B - Es handelt sich beim Jakobusbrief der literarischen Gattung nach weniger um einen Brief noch um eine theologische Abhandlung, sondern um die Aneinanderreihung von Mahnungen, das praktische sittliche Leben betreffend (Paränese), die den Gläubigen anhalten wollen, seinen Glauben in die Tat umzusetzen. Der Brief scheint zunächst ein Häufung von Sätzen zu sein, die keinen Zusammenhang haben. Wohl jedes einzelne Logion ist jedoch mit dem nächsten durch Thema und Struktur verknüpft. Besondere Beachtung finden die sozialen Beziehungen: der Besitz, der Arme und Reiche schafft, und das Wort, das die Menschen verbindet und verletzt.

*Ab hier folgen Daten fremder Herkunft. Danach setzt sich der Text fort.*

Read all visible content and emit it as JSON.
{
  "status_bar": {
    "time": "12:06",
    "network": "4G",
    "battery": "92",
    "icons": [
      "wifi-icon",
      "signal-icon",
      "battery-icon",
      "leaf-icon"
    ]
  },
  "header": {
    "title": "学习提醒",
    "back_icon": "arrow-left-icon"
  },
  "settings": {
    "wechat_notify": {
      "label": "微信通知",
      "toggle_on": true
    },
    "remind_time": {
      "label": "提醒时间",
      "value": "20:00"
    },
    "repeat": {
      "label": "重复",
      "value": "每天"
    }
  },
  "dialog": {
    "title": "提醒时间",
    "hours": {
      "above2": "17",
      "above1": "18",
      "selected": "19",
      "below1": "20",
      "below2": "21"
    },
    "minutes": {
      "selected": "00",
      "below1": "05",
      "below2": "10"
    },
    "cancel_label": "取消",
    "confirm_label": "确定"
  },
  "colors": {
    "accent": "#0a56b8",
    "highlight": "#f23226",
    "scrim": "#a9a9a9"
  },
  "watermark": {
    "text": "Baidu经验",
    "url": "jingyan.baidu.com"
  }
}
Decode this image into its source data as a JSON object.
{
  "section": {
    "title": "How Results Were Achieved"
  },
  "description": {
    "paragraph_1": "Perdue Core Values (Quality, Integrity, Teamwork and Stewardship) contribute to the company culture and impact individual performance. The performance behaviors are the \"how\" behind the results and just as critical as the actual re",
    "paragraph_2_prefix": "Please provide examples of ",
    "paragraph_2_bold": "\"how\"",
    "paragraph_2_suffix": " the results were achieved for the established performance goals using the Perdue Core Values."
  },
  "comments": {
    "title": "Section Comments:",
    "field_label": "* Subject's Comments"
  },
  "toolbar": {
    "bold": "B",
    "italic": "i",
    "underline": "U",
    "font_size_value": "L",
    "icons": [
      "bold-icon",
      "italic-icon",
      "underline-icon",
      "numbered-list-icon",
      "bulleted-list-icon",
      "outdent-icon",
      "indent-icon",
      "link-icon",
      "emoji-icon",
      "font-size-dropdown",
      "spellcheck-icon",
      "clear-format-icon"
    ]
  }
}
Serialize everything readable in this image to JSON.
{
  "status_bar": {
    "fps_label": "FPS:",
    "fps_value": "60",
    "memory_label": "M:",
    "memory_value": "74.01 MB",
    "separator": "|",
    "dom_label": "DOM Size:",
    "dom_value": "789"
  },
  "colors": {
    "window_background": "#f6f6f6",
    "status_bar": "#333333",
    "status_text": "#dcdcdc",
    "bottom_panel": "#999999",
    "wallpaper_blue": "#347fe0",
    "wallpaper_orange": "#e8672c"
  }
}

C - Diese auf die Praxis gerichtete Mahnschrift, die an ähnliche alttestamentliche (Sirach) und außerbiblische jüdische (Testament der zwölf Patriarchen) Texte und nicht zuletzt an die Bergpredigt erinnert und deren Datierung umstritten ist (45/62; nach einigen erst zwischen 80 und 130; s. Einleitung C), ist vermutlich eine Pseudoepigraphie (s. Jud A), die dem Herrenbruder Jakobus (s. zu Apg 12,12-17 B) zugeschrieben worden ist, wohl weil er sich bei den Adressaten der Schrift (judenchristliche Kreise in der Diaspora, in Syrien etwa) großen Ansehens erfreute.
D - Die Sprache des »;Briefes« ist Griechisch, das die hebräischen Denk- und Ausdrucksformen in einen guten Stil zu integrieren weiß.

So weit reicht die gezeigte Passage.